Economy | Europe
Climate Record: Goldman Sachs Projects Eurozone Inflation to Peak at 3.2% in Q2 2026
Goldman Sachs' latest eurozone inflation forecast — with Q2 2026 headline inflation peaking at 3.2% — represents a dramatic revision driven entirely by Iran war energy costs.
Goldman's Inflation Shock: 3.2% Eurozone CPI by Q2 — A Path Nobody Planned For
Goldman Sachs' publication of dramatically revised eurozone inflation forecasts on March 22, 2026 represented a watershed moment in the economic assessment of the Iran war's European impact. The bank now projects eurozone headline inflation averaging 2.9 percent across 2026 and peaking at 3.2 percent in the second quarter — a path that Goldman economist Katya Vashkinskaya described as one that would have been considered a tail risk at the start of the year, before the US-Israeli military campaign against Iran began on February 28.

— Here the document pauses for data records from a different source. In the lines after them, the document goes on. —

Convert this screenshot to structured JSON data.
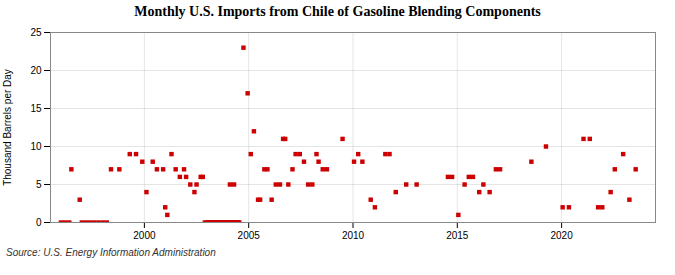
{
  "chart_data": {
    "type": "scatter",
    "title": "Monthly U.S. Imports from Chile of Gasoline Blending Components",
    "ylabel": "Thousand Barrels per Day",
    "source": "Source: U.S. Energy Information Administration",
    "color": "#cc0000",
    "marker": "square",
    "grid": true,
    "xlim": [
      1995.5,
      2024.5
    ],
    "xticks": [
      2000,
      2005,
      2010,
      2015,
      2020
    ],
    "ylim": [
      0,
      25
    ],
    "yticks": [
      0,
      5,
      10,
      15,
      20,
      25
    ],
    "x": [
      1996.5,
      1996.9,
      1998.4,
      1998.8,
      1999.3,
      1999.6,
      1999.9,
      2000.1,
      2000.4,
      2000.6,
      2000.9,
      2001.0,
      2001.1,
      2001.3,
      2001.5,
      2001.7,
      2001.9,
      2002.0,
      2002.2,
      2002.4,
      2002.5,
      2002.7,
      2002.8,
      1996.0,
      1996.2,
      1996.4,
      1997.0,
      1997.2,
      1997.4,
      1997.6,
      1997.8,
      1998.0,
      1998.2,
      2002.9,
      2003.0,
      2003.05,
      2003.1,
      2003.15,
      2003.2,
      2003.25,
      2003.3,
      2003.35,
      2003.4,
      2003.45,
      2003.5,
      2003.55,
      2003.6,
      2003.65,
      2003.7,
      2003.75,
      2003.8,
      2003.85,
      2003.9,
      2003.95,
      2004.0,
      2004.05,
      2004.1,
      2004.15,
      2004.2,
      2004.25,
      2004.3,
      2004.35,
      2004.4,
      2004.45,
      2004.5,
      2004.55,
      2004.1,
      2004.3,
      2004.75,
      2004.95,
      2005.1,
      2005.25,
      2005.45,
      2005.55,
      2005.75,
      2005.9,
      2006.1,
      2006.3,
      2006.5,
      2006.65,
      2006.75,
      2006.9,
      2007.1,
      2007.25,
      2007.45,
      2007.65,
      2007.85,
      2008.05,
      2008.25,
      2008.35,
      2008.55,
      2008.75,
      2009.5,
      2010.05,
      2010.25,
      2010.45,
      2010.85,
      2011.05,
      2011.55,
      2011.75,
      2012.05,
      2012.55,
      2013.05,
      2014.55,
      2014.75,
      2015.05,
      2015.35,
      2015.55,
      2015.75,
      2016.05,
      2016.25,
      2016.55,
      2016.85,
      2017.05,
      2018.55,
      2019.25,
      2020.05,
      2020.35,
      2021.05,
      2021.35,
      2021.75,
      2021.95,
      2022.35,
      2022.55,
      2022.95,
      2023.25,
      2023.55
    ],
    "values": [
      7,
      3,
      7,
      7,
      9,
      9,
      8,
      4,
      8,
      7,
      7,
      2,
      1,
      9,
      7,
      6,
      7,
      6,
      5,
      4,
      5,
      6,
      6,
      0,
      0,
      0,
      0,
      0,
      0,
      0,
      0,
      0,
      0,
      0,
      0,
      0,
      0,
      0,
      0,
      0,
      0,
      0,
      0,
      0,
      0,
      0,
      0,
      0,
      0,
      0,
      0,
      0,
      0,
      0,
      0,
      0,
      0,
      0,
      0,
      0,
      0,
      0,
      0,
      0,
      0,
      0,
      5,
      5,
      23,
      17,
      9,
      12,
      3,
      3,
      7,
      7,
      3,
      5,
      5,
      11,
      11,
      5,
      7,
      9,
      9,
      8,
      5,
      5,
      9,
      8,
      7,
      7,
      11,
      8,
      9,
      8,
      3,
      2,
      9,
      9,
      4,
      5,
      5,
      6,
      6,
      1,
      5,
      6,
      6,
      4,
      5,
      4,
      7,
      7,
      8,
      10,
      2,
      2,
      11,
      11,
      2,
      2,
      4,
      7,
      9,
      3,
      7
    ]
  }
}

The revision is driven almost entirely by a single variable: the energy price component of the inflation basket. Goldman projects European headline inflation jumping to 2.7 percent year-on-year in March, up sharply from 1.89 percent in February — a move driven by the energy component swinging from minus 3.1 percent to plus 5.9 percent in a single month. This is the mechanical consequence of oil and gas prices rising 30-70 percent from their recent levels, translated through the energy component weightings of European consumer price indices into the headline figures that ECB policymakers, bond investors, and households track.

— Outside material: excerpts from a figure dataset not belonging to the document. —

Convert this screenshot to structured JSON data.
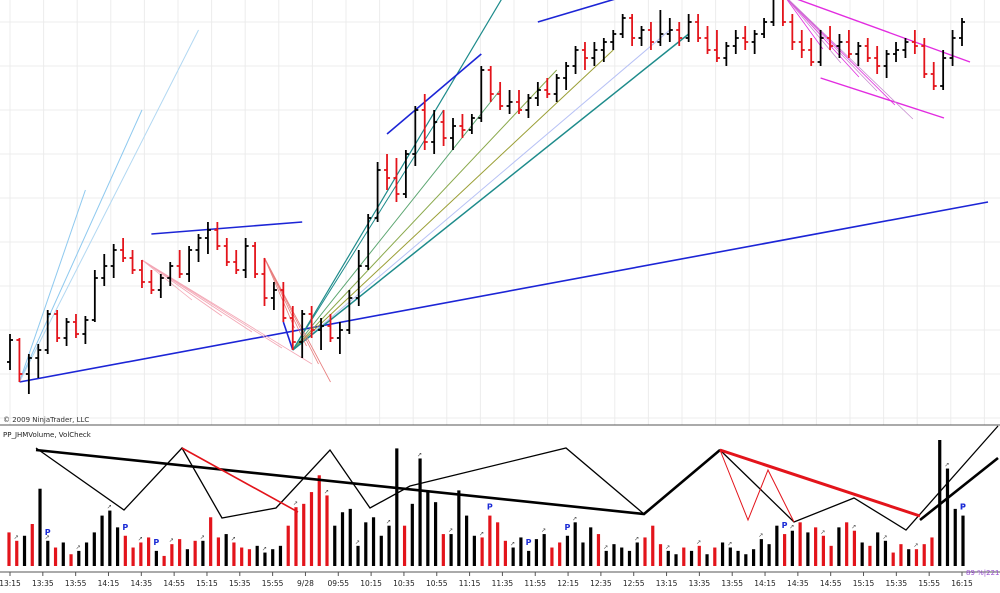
{
  "chart_data": {
    "type": "bar",
    "copyright": "© 2009 NinjaTrader, LLC",
    "indicator_label": "PP_JHMVolume, VolCheck",
    "readout": "89 %|221",
    "pivot_marker": "P",
    "volume_marker": "↗",
    "time_ticks": [
      "13:15",
      "13:35",
      "13:55",
      "14:15",
      "14:35",
      "14:55",
      "15:15",
      "15:35",
      "15:55",
      "9/28",
      "09:55",
      "10:15",
      "10:35",
      "10:55",
      "11:15",
      "11:35",
      "11:55",
      "12:15",
      "12:35",
      "12:55",
      "13:15",
      "13:35",
      "13:55",
      "14:15",
      "14:35",
      "14:55",
      "15:15",
      "15:35",
      "15:55",
      "16:15"
    ],
    "price_bars": [
      {
        "o": 24,
        "h": 38,
        "l": 20,
        "c": 35
      },
      {
        "o": 35,
        "h": 36,
        "l": 14,
        "c": 18
      },
      {
        "o": 18,
        "h": 28,
        "l": 8,
        "c": 26
      },
      {
        "o": 26,
        "h": 33,
        "l": 16,
        "c": 30
      },
      {
        "o": 30,
        "h": 50,
        "l": 28,
        "c": 48
      },
      {
        "o": 48,
        "h": 50,
        "l": 34,
        "c": 36
      },
      {
        "o": 36,
        "h": 46,
        "l": 32,
        "c": 44
      },
      {
        "o": 44,
        "h": 48,
        "l": 36,
        "c": 38
      },
      {
        "o": 38,
        "h": 47,
        "l": 33,
        "c": 45
      },
      {
        "o": 45,
        "h": 70,
        "l": 44,
        "c": 66
      },
      {
        "o": 66,
        "h": 78,
        "l": 62,
        "c": 72
      },
      {
        "o": 72,
        "h": 83,
        "l": 66,
        "c": 80
      },
      {
        "o": 80,
        "h": 86,
        "l": 74,
        "c": 76
      },
      {
        "o": 76,
        "h": 80,
        "l": 68,
        "c": 70
      },
      {
        "o": 70,
        "h": 75,
        "l": 61,
        "c": 64
      },
      {
        "o": 64,
        "h": 70,
        "l": 58,
        "c": 60
      },
      {
        "o": 60,
        "h": 68,
        "l": 56,
        "c": 66
      },
      {
        "o": 66,
        "h": 74,
        "l": 62,
        "c": 72
      },
      {
        "o": 72,
        "h": 80,
        "l": 66,
        "c": 68
      },
      {
        "o": 68,
        "h": 82,
        "l": 64,
        "c": 80
      },
      {
        "o": 80,
        "h": 88,
        "l": 74,
        "c": 86
      },
      {
        "o": 86,
        "h": 94,
        "l": 78,
        "c": 90
      },
      {
        "o": 90,
        "h": 94,
        "l": 80,
        "c": 82
      },
      {
        "o": 82,
        "h": 86,
        "l": 72,
        "c": 74
      },
      {
        "o": 74,
        "h": 80,
        "l": 68,
        "c": 70
      },
      {
        "o": 70,
        "h": 86,
        "l": 66,
        "c": 82
      },
      {
        "o": 82,
        "h": 84,
        "l": 66,
        "c": 68
      },
      {
        "o": 68,
        "h": 76,
        "l": 52,
        "c": 56
      },
      {
        "o": 56,
        "h": 64,
        "l": 50,
        "c": 60
      },
      {
        "o": 60,
        "h": 64,
        "l": 44,
        "c": 46
      },
      {
        "o": 46,
        "h": 52,
        "l": 30,
        "c": 34
      },
      {
        "o": 34,
        "h": 50,
        "l": 26,
        "c": 48
      },
      {
        "o": 48,
        "h": 52,
        "l": 36,
        "c": 40
      },
      {
        "o": 40,
        "h": 46,
        "l": 30,
        "c": 42
      },
      {
        "o": 42,
        "h": 48,
        "l": 34,
        "c": 36
      },
      {
        "o": 36,
        "h": 44,
        "l": 28,
        "c": 40
      },
      {
        "o": 40,
        "h": 60,
        "l": 38,
        "c": 56
      },
      {
        "o": 56,
        "h": 80,
        "l": 52,
        "c": 72
      },
      {
        "o": 72,
        "h": 98,
        "l": 70,
        "c": 96
      },
      {
        "o": 96,
        "h": 124,
        "l": 94,
        "c": 120
      },
      {
        "o": 120,
        "h": 128,
        "l": 110,
        "c": 116
      },
      {
        "o": 116,
        "h": 126,
        "l": 104,
        "c": 108
      },
      {
        "o": 108,
        "h": 130,
        "l": 106,
        "c": 128
      },
      {
        "o": 128,
        "h": 152,
        "l": 122,
        "c": 150
      },
      {
        "o": 150,
        "h": 158,
        "l": 130,
        "c": 134
      },
      {
        "o": 134,
        "h": 150,
        "l": 128,
        "c": 144
      },
      {
        "o": 144,
        "h": 150,
        "l": 132,
        "c": 136
      },
      {
        "o": 136,
        "h": 146,
        "l": 130,
        "c": 142
      },
      {
        "o": 142,
        "h": 148,
        "l": 136,
        "c": 140
      },
      {
        "o": 140,
        "h": 148,
        "l": 138,
        "c": 146
      },
      {
        "o": 146,
        "h": 172,
        "l": 144,
        "c": 170
      },
      {
        "o": 170,
        "h": 172,
        "l": 154,
        "c": 158
      },
      {
        "o": 158,
        "h": 164,
        "l": 150,
        "c": 152
      },
      {
        "o": 152,
        "h": 160,
        "l": 148,
        "c": 154
      },
      {
        "o": 154,
        "h": 160,
        "l": 148,
        "c": 150
      },
      {
        "o": 150,
        "h": 158,
        "l": 146,
        "c": 156
      },
      {
        "o": 156,
        "h": 164,
        "l": 152,
        "c": 160
      },
      {
        "o": 160,
        "h": 166,
        "l": 156,
        "c": 158
      },
      {
        "o": 158,
        "h": 168,
        "l": 154,
        "c": 166
      },
      {
        "o": 166,
        "h": 174,
        "l": 160,
        "c": 172
      },
      {
        "o": 172,
        "h": 182,
        "l": 168,
        "c": 180
      },
      {
        "o": 180,
        "h": 184,
        "l": 170,
        "c": 176
      },
      {
        "o": 176,
        "h": 184,
        "l": 172,
        "c": 180
      },
      {
        "o": 180,
        "h": 186,
        "l": 174,
        "c": 184
      },
      {
        "o": 184,
        "h": 190,
        "l": 180,
        "c": 188
      },
      {
        "o": 188,
        "h": 198,
        "l": 186,
        "c": 196
      },
      {
        "o": 196,
        "h": 198,
        "l": 182,
        "c": 186
      },
      {
        "o": 186,
        "h": 192,
        "l": 182,
        "c": 190
      },
      {
        "o": 190,
        "h": 194,
        "l": 180,
        "c": 184
      },
      {
        "o": 184,
        "h": 200,
        "l": 182,
        "c": 188
      },
      {
        "o": 188,
        "h": 196,
        "l": 184,
        "c": 190
      },
      {
        "o": 190,
        "h": 194,
        "l": 182,
        "c": 186
      },
      {
        "o": 186,
        "h": 198,
        "l": 184,
        "c": 194
      },
      {
        "o": 194,
        "h": 198,
        "l": 184,
        "c": 186
      },
      {
        "o": 186,
        "h": 192,
        "l": 178,
        "c": 180
      },
      {
        "o": 180,
        "h": 190,
        "l": 174,
        "c": 176
      },
      {
        "o": 176,
        "h": 184,
        "l": 172,
        "c": 182
      },
      {
        "o": 182,
        "h": 190,
        "l": 178,
        "c": 186
      },
      {
        "o": 186,
        "h": 192,
        "l": 180,
        "c": 184
      },
      {
        "o": 184,
        "h": 190,
        "l": 178,
        "c": 188
      },
      {
        "o": 188,
        "h": 196,
        "l": 186,
        "c": 194
      },
      {
        "o": 194,
        "h": 208,
        "l": 192,
        "c": 206
      },
      {
        "o": 206,
        "h": 208,
        "l": 192,
        "c": 194
      },
      {
        "o": 194,
        "h": 198,
        "l": 180,
        "c": 184
      },
      {
        "o": 184,
        "h": 190,
        "l": 176,
        "c": 180
      },
      {
        "o": 180,
        "h": 186,
        "l": 172,
        "c": 174
      },
      {
        "o": 174,
        "h": 190,
        "l": 172,
        "c": 186
      },
      {
        "o": 186,
        "h": 192,
        "l": 180,
        "c": 182
      },
      {
        "o": 182,
        "h": 188,
        "l": 176,
        "c": 184
      },
      {
        "o": 184,
        "h": 190,
        "l": 176,
        "c": 178
      },
      {
        "o": 178,
        "h": 184,
        "l": 172,
        "c": 182
      },
      {
        "o": 182,
        "h": 186,
        "l": 174,
        "c": 176
      },
      {
        "o": 176,
        "h": 182,
        "l": 168,
        "c": 172
      },
      {
        "o": 172,
        "h": 180,
        "l": 166,
        "c": 178
      },
      {
        "o": 178,
        "h": 184,
        "l": 174,
        "c": 180
      },
      {
        "o": 180,
        "h": 186,
        "l": 176,
        "c": 184
      },
      {
        "o": 184,
        "h": 190,
        "l": 178,
        "c": 182
      },
      {
        "o": 182,
        "h": 186,
        "l": 166,
        "c": 168
      },
      {
        "o": 168,
        "h": 174,
        "l": 160,
        "c": 162
      },
      {
        "o": 162,
        "h": 180,
        "l": 160,
        "c": 176
      },
      {
        "o": 176,
        "h": 190,
        "l": 172,
        "c": 186
      },
      {
        "o": 186,
        "h": 196,
        "l": 182,
        "c": 194
      }
    ],
    "volume_bars": [
      {
        "v": 40,
        "up": false
      },
      {
        "v": 30,
        "up": false
      },
      {
        "v": 36,
        "up": true
      },
      {
        "v": 50,
        "up": false
      },
      {
        "v": 92,
        "up": true
      },
      {
        "v": 30,
        "up": true
      },
      {
        "v": 22,
        "up": false
      },
      {
        "v": 28,
        "up": true
      },
      {
        "v": 14,
        "up": false
      },
      {
        "v": 18,
        "up": true
      },
      {
        "v": 28,
        "up": true
      },
      {
        "v": 40,
        "up": true
      },
      {
        "v": 60,
        "up": true
      },
      {
        "v": 66,
        "up": true
      },
      {
        "v": 46,
        "up": true
      },
      {
        "v": 36,
        "up": false
      },
      {
        "v": 22,
        "up": false
      },
      {
        "v": 28,
        "up": false
      },
      {
        "v": 34,
        "up": false
      },
      {
        "v": 18,
        "up": true
      },
      {
        "v": 12,
        "up": false
      },
      {
        "v": 26,
        "up": false
      },
      {
        "v": 32,
        "up": false
      },
      {
        "v": 20,
        "up": true
      },
      {
        "v": 30,
        "up": false
      },
      {
        "v": 30,
        "up": true
      },
      {
        "v": 58,
        "up": false
      },
      {
        "v": 34,
        "up": false
      },
      {
        "v": 38,
        "up": true
      },
      {
        "v": 28,
        "up": false
      },
      {
        "v": 22,
        "up": false
      },
      {
        "v": 20,
        "up": false
      },
      {
        "v": 24,
        "up": true
      },
      {
        "v": 16,
        "up": true
      },
      {
        "v": 20,
        "up": true
      },
      {
        "v": 24,
        "up": true
      },
      {
        "v": 48,
        "up": false
      },
      {
        "v": 70,
        "up": false
      },
      {
        "v": 74,
        "up": false
      },
      {
        "v": 88,
        "up": false
      },
      {
        "v": 108,
        "up": false
      },
      {
        "v": 84,
        "up": false
      },
      {
        "v": 48,
        "up": true
      },
      {
        "v": 64,
        "up": true
      },
      {
        "v": 68,
        "up": true
      },
      {
        "v": 24,
        "up": true
      },
      {
        "v": 52,
        "up": true
      },
      {
        "v": 58,
        "up": true
      },
      {
        "v": 36,
        "up": true
      },
      {
        "v": 48,
        "up": true
      },
      {
        "v": 140,
        "up": true
      },
      {
        "v": 48,
        "up": false
      },
      {
        "v": 74,
        "up": true
      },
      {
        "v": 128,
        "up": true
      },
      {
        "v": 90,
        "up": true
      },
      {
        "v": 76,
        "up": true
      },
      {
        "v": 38,
        "up": false
      },
      {
        "v": 38,
        "up": true
      },
      {
        "v": 90,
        "up": true
      },
      {
        "v": 60,
        "up": true
      },
      {
        "v": 36,
        "up": true
      },
      {
        "v": 34,
        "up": false
      },
      {
        "v": 60,
        "up": false
      },
      {
        "v": 52,
        "up": false
      },
      {
        "v": 30,
        "up": false
      },
      {
        "v": 22,
        "up": true
      },
      {
        "v": 34,
        "up": true
      },
      {
        "v": 18,
        "up": true
      },
      {
        "v": 32,
        "up": true
      },
      {
        "v": 38,
        "up": true
      },
      {
        "v": 22,
        "up": false
      },
      {
        "v": 28,
        "up": false
      },
      {
        "v": 36,
        "up": true
      },
      {
        "v": 52,
        "up": true
      },
      {
        "v": 28,
        "up": true
      },
      {
        "v": 46,
        "up": true
      },
      {
        "v": 38,
        "up": false
      },
      {
        "v": 18,
        "up": true
      },
      {
        "v": 26,
        "up": true
      },
      {
        "v": 22,
        "up": true
      },
      {
        "v": 18,
        "up": true
      },
      {
        "v": 28,
        "up": true
      },
      {
        "v": 34,
        "up": false
      },
      {
        "v": 48,
        "up": false
      },
      {
        "v": 26,
        "up": false
      },
      {
        "v": 18,
        "up": true
      },
      {
        "v": 14,
        "up": true
      },
      {
        "v": 22,
        "up": false
      },
      {
        "v": 18,
        "up": true
      },
      {
        "v": 24,
        "up": false
      },
      {
        "v": 14,
        "up": true
      },
      {
        "v": 22,
        "up": false
      },
      {
        "v": 28,
        "up": true
      },
      {
        "v": 22,
        "up": true
      },
      {
        "v": 18,
        "up": true
      },
      {
        "v": 14,
        "up": true
      },
      {
        "v": 20,
        "up": true
      },
      {
        "v": 32,
        "up": true
      },
      {
        "v": 26,
        "up": true
      },
      {
        "v": 48,
        "up": true
      },
      {
        "v": 38,
        "up": false
      },
      {
        "v": 42,
        "up": true
      },
      {
        "v": 52,
        "up": false
      },
      {
        "v": 40,
        "up": true
      },
      {
        "v": 46,
        "up": false
      },
      {
        "v": 36,
        "up": false
      },
      {
        "v": 24,
        "up": false
      },
      {
        "v": 46,
        "up": true
      },
      {
        "v": 52,
        "up": false
      },
      {
        "v": 42,
        "up": false
      },
      {
        "v": 28,
        "up": true
      },
      {
        "v": 24,
        "up": false
      },
      {
        "v": 40,
        "up": true
      },
      {
        "v": 30,
        "up": true
      },
      {
        "v": 16,
        "up": false
      },
      {
        "v": 26,
        "up": false
      },
      {
        "v": 20,
        "up": true
      },
      {
        "v": 20,
        "up": false
      },
      {
        "v": 26,
        "up": false
      },
      {
        "v": 34,
        "up": false
      },
      {
        "v": 150,
        "up": true
      },
      {
        "v": 116,
        "up": true
      },
      {
        "v": 68,
        "up": true
      },
      {
        "v": 60,
        "up": true
      }
    ],
    "pivot_bars": [
      4,
      12,
      15,
      49,
      53,
      57,
      79,
      108,
      117
    ],
    "colors": {
      "up_bar": "#000000",
      "down_bar": "#e3141b",
      "gridline": "#ececec",
      "trendline_blue": "#1c25d6",
      "fan_teal": "#1d8b8b",
      "magenta": "#e22ce0",
      "volcheck_up": "#000000",
      "volcheck_down": "#e3141b",
      "pivot": "#1b2bd6"
    }
  }
}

The implications for European monetary policy are severe. The ECB had been methodically reducing interest rates throughout 2025 and early 2026, bringing the deposit rate down toward what economists consider the neutral rate — the level that neither stimulates nor restricts economic activity. That process has been forcibly interrupted. With inflation now projected to accelerate materially above target through the middle of the year, the ECB faces the choice between accepting temporarily elevated inflation — justifying inaction on the grounds that the shock is supply-side and transient — or raising rates to signal that it will not allow the energy shock to become entrenched in wage and price-setting behaviour.